GREGOR: There was a small sleep break towards the end of the event, don’t count on this…you may not get one.
DID YOU CARRY EVERYTHING WITH YOU EVERYWHERE, OR DID YU DROP YOUR RUCKS OFF SOMEWHERE TO DO CHALLENGES?
HARDY: Only bring what you need. You pretty much carry all your stuff, all the time.
OUELLET: Get used to carrying heavy stuff everywhere.
GREGOR: “I can only recall one task where we didn’t have our gear on our backs.” We carried our gear everywhere.
CAN YOU DESCRIBE ANY OF THE TASKS THAT YOU HAD TO DO INDIVIDUALLY OR AS A TEAM?
HARDY: A lot of manual labor, some fun stuff, and some stuff where you had to trust others with your life. But, I can’t really say specific tasks we did.
OUELLET: “Sometimes you were evaluated on your own performance, sometimes it’s a team task and your team is evaluated on your collective performance.”
GREGOR: Almost all the tasks were team oriented; we stayed together most of the time.
HOW WOULD YOU RECOMMEND SOMEONE PREPARE FOR AN AGOGE EVENT?
HARDY: Get used to time on your feet and doing “sucky things.” Train in the dark or at night. Train long and lots of hill training to prepare your legs and ankles.
OUELLET: “Sandbag workouts are your friend.” Work on your strength; then work on speed.
GREGOR: “Mostly just a hike with a heavy pack while getting creative with some extra PT or carrying other heavy stuff during the hike. This training session could be a 12-hour Hurricane Heat.” Being a well-rounded athlete is crucial to the Agoge.
WHEN YOU FINISHED, HOW DID YOU FEEL ABOUT THE AGOGE?
HARDY: I was happy, sad, confused…mixed emotions about it. “The experience kept on post-event” because it was life changing.
OUELLET: “I learned a ton and think it’s fully worth doing.” I will be doing Agoge 001 in February and 002 in June as well.
GREGOR: “I was happy to finish since I could now get some food and sleep. I was sad that the event was over since I would soon leave me endurance event friends.”
DO YOU HAVE ANY TIPS FOR SOMEONE WHO HAS NEVER COMPLETED AN AGOGE OR DEATH RACE BEFORE?
HARDY: Plan for the weekend to suck, it’s not a vacation. Tell yourself, “Monday will come” and “I’m going to get through this weekend.”
OUELLET: Focus on the given task, not what the next task will be. It’s only temporary.

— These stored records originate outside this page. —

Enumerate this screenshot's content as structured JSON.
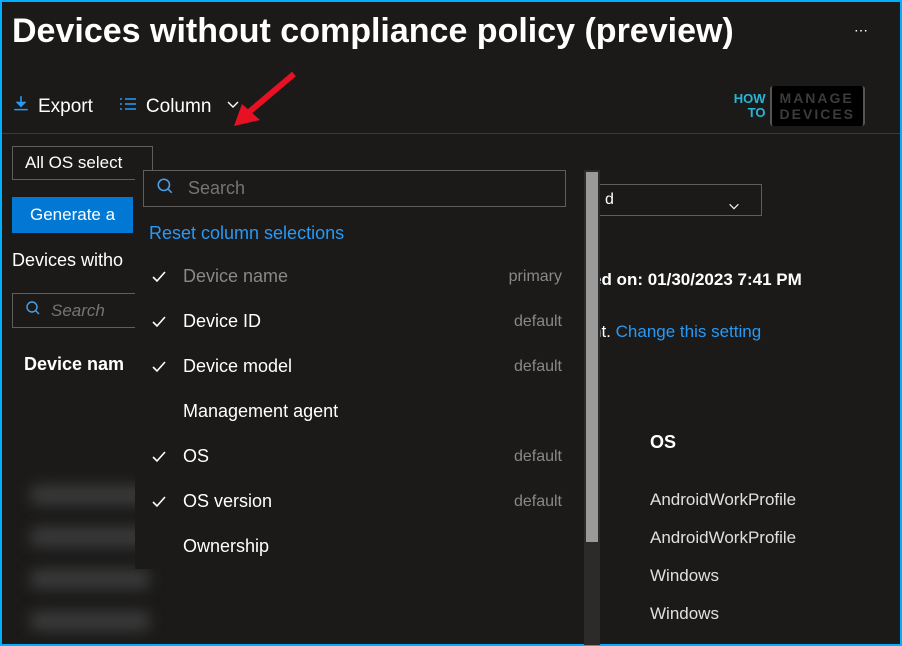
{
  "header": {
    "title": "Devices without compliance policy (preview)"
  },
  "toolbar": {
    "export_label": "Export",
    "column_label": "Column"
  },
  "filters": {
    "os_filter": "All OS select"
  },
  "generate_label": "Generate a",
  "section_label": "Devices witho",
  "search": {
    "placeholder": "Search"
  },
  "table": {
    "col_device_name": "Device nam",
    "col_os": "OS",
    "os_rows": [
      "AndroidWorkProfile",
      "AndroidWorkProfile",
      "Windows",
      "Windows"
    ]
  },
  "right_panel": {
    "extra_dropdown_trail": "d",
    "generated_text": "ed on: 01/30/2023 7:41 PM",
    "compliant_trail": "nt.",
    "change_setting_label": "Change this setting"
  },
  "column_dropdown": {
    "search_placeholder": "Search",
    "reset_label": "Reset column selections",
    "items": [
      {
        "label": "Device name",
        "checked": true,
        "tag": "primary",
        "disabled": true
      },
      {
        "label": "Device ID",
        "checked": true,
        "tag": "default",
        "disabled": false
      },
      {
        "label": "Device model",
        "checked": true,
        "tag": "default",
        "disabled": false
      },
      {
        "label": "Management agent",
        "checked": false,
        "tag": "",
        "disabled": false
      },
      {
        "label": "OS",
        "checked": true,
        "tag": "default",
        "disabled": false
      },
      {
        "label": "OS version",
        "checked": true,
        "tag": "default",
        "disabled": false
      },
      {
        "label": "Ownership",
        "checked": false,
        "tag": "",
        "disabled": false
      }
    ]
  },
  "logo": {
    "how": "HOW",
    "to": "TO",
    "manage": "MANAGE",
    "devices": "DEVICES"
  }
}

GREGOR: “Live in the moment.” Don’t worry about how hard the next task will be, that will overwhelm you. For equipment, trekking poles are helpful and gloved are great for cold weather events.

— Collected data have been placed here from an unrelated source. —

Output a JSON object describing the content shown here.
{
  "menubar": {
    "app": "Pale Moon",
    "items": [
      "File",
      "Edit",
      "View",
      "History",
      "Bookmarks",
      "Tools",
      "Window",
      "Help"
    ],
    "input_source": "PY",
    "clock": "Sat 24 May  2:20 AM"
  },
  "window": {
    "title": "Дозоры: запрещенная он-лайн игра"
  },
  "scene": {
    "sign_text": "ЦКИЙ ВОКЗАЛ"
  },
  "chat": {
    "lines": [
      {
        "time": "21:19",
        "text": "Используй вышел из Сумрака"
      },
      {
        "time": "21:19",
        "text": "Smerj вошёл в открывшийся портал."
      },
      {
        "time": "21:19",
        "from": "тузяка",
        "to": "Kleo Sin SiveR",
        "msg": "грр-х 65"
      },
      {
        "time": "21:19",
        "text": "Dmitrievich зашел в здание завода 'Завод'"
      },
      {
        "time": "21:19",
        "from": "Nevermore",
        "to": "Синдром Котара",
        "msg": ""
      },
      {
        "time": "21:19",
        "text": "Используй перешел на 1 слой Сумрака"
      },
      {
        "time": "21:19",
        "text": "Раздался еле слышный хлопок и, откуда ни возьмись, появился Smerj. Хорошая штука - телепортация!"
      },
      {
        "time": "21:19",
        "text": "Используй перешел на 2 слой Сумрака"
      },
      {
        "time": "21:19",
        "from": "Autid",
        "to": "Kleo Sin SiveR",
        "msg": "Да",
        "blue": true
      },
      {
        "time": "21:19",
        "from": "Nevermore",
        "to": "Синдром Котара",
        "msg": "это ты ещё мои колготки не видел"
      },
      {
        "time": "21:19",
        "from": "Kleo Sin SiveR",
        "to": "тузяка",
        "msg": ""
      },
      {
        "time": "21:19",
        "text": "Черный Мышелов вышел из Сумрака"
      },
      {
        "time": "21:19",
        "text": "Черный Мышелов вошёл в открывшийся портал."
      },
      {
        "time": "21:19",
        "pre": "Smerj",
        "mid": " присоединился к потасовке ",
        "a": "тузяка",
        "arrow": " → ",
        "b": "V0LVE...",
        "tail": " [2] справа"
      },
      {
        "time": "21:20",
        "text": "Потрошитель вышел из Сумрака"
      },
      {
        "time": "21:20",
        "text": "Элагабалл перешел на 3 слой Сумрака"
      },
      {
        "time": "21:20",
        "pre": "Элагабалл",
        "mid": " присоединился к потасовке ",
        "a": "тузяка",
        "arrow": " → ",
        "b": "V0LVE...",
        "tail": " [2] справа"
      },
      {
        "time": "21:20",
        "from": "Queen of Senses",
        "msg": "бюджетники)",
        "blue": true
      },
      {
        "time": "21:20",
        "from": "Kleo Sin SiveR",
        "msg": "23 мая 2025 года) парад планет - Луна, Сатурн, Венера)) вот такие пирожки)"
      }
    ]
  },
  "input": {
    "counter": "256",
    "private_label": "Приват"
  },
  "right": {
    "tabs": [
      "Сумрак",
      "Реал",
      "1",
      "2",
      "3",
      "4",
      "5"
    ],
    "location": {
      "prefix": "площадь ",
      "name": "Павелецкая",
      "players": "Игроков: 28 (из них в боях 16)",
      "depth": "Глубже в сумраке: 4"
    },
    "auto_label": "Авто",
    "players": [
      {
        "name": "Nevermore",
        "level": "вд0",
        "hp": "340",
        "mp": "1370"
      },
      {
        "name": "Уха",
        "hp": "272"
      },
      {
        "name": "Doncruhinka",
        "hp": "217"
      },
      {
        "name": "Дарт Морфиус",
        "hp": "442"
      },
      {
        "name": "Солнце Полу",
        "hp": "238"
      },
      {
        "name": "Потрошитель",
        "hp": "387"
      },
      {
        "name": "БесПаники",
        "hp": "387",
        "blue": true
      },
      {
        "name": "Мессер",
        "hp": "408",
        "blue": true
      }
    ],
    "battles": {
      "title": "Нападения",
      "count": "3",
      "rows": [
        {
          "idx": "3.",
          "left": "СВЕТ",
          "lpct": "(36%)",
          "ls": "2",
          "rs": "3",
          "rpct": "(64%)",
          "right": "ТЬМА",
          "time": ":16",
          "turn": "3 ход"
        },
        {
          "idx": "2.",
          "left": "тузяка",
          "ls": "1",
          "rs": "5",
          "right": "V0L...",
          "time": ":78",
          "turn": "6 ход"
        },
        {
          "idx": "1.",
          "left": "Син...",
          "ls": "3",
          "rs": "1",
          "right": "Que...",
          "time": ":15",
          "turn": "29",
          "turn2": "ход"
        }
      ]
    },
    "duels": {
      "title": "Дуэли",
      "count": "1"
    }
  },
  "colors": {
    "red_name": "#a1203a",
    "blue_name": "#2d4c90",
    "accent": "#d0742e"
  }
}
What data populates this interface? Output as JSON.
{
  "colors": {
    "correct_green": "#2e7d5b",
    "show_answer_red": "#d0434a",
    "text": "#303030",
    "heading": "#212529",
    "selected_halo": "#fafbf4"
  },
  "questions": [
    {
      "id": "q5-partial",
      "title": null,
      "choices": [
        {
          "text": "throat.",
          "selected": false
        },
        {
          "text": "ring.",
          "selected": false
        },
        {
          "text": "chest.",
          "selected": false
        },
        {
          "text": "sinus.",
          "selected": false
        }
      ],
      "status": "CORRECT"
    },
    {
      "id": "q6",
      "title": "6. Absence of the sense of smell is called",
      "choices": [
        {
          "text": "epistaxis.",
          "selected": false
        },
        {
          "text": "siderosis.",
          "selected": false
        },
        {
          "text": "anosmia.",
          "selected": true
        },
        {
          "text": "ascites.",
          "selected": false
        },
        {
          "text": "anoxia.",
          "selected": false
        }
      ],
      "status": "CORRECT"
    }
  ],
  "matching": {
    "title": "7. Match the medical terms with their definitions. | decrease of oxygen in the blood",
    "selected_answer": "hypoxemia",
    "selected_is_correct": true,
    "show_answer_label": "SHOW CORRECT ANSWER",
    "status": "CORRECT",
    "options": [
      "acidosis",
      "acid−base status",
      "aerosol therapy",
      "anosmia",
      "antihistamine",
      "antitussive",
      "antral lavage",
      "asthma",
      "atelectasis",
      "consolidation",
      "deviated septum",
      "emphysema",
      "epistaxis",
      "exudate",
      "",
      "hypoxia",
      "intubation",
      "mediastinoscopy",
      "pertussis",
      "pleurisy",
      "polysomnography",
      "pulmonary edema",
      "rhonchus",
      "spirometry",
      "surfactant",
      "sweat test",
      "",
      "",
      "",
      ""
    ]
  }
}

GIVEN YOUR EXPERIENCE, WOULD YOU DO IT AGAIN?
HARDY: Yes, it was a great experience. There are a lot of races on my 2016 schedule, so maybe in the summer or next year.
OUELLET: Yes. “I’m doing 001 and 002”
GREGOR: “Yes, I would do it again. I don’t feel as if I completed the whole thing since class 000 was 48 hours long and there is a 60-hour option.”

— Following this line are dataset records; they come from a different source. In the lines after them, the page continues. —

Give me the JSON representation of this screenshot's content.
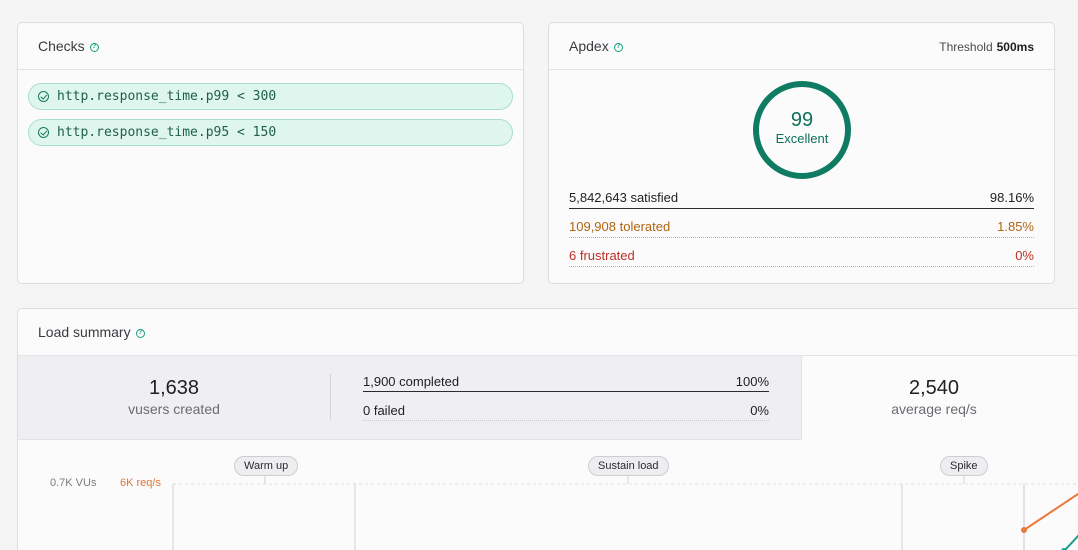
{
  "checks": {
    "title": "Checks",
    "items": [
      {
        "label": "http.response_time.p99 < 300"
      },
      {
        "label": "http.response_time.p95 < 150"
      }
    ]
  },
  "apdex": {
    "title": "Apdex",
    "threshold_label": "Threshold",
    "threshold_value": "500ms",
    "score": "99",
    "rating": "Excellent",
    "rows": [
      {
        "label": "5,842,643 satisfied",
        "pct": "98.16%"
      },
      {
        "label": "109,908 tolerated",
        "pct": "1.85%"
      },
      {
        "label": "6 frustrated",
        "pct": "0%"
      }
    ],
    "colors": {
      "ring": "#0f7b62",
      "tolerated": "#b06410",
      "frustrated": "#bd2f24"
    }
  },
  "load": {
    "title": "Load summary",
    "vusers_value": "1,638",
    "vusers_label": "vusers created",
    "completed_label": "1,900 completed",
    "completed_pct": "100%",
    "failed_label": "0 failed",
    "failed_pct": "0%",
    "avg_value": "2,540",
    "avg_label": "average req/s",
    "phases": [
      "Warm up",
      "Sustain load",
      "Spike"
    ],
    "axis_left_top": "0.7K VUs",
    "axis_right_top": "6K req/s",
    "colors": {
      "vus_line": "#1d9a8a",
      "req_line": "#ea7a3a"
    }
  }
}
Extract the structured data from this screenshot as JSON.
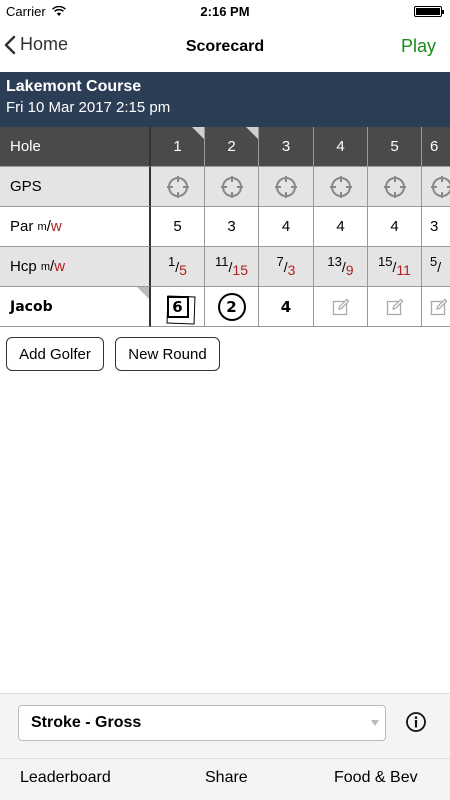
{
  "status_bar": {
    "carrier": "Carrier",
    "time": "2:16 PM"
  },
  "nav": {
    "back_label": "Home",
    "title": "Scorecard",
    "play_label": "Play"
  },
  "course": {
    "name": "Lakemont Course",
    "date": "Fri 10 Mar 2017 2:15 pm"
  },
  "scorecard": {
    "hole_label": "Hole",
    "gps_label": "GPS",
    "par_label": "Par",
    "hcp_label": "Hcp",
    "men_suffix": "m",
    "women_suffix": "w",
    "holes": [
      "1",
      "2",
      "3",
      "4",
      "5",
      "6"
    ],
    "par": [
      "5",
      "3",
      "4",
      "4",
      "4",
      "3"
    ],
    "hcp": [
      {
        "men": "1",
        "women": "5"
      },
      {
        "men": "11",
        "women": "15"
      },
      {
        "men": "7",
        "women": "3"
      },
      {
        "men": "13",
        "women": "9"
      },
      {
        "men": "15",
        "women": "11"
      },
      {
        "men": "5",
        "women": ""
      }
    ],
    "player": {
      "name": "Jacob",
      "scores": [
        "6",
        "2",
        "4",
        "",
        "",
        ""
      ]
    }
  },
  "actions": {
    "add_golfer": "Add Golfer",
    "new_round": "New Round"
  },
  "footer": {
    "game_type": "Stroke - Gross",
    "tabs": [
      "Leaderboard",
      "Share",
      "Food & Bev"
    ]
  },
  "colors": {
    "nav_play": "#1a8a1a",
    "course_header": "#2c3e55",
    "hole_row": "#4a4a4a",
    "women_red": "#b02020"
  }
}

I hope the questions I asked these 3 previous Agoge class 000 finishers help you all. Without knowing what exactly to expect at the event, I do expect the weekend to suck and to come away with life a changing experience. Surviving the suckfest of the Spartan Agoge will probably be my biggest achievement and I can’t wait. I am going to train hard not only physically, but mentally as well in order to prepare for the Spartan Agoge class 002 this summer. I hope to see you there!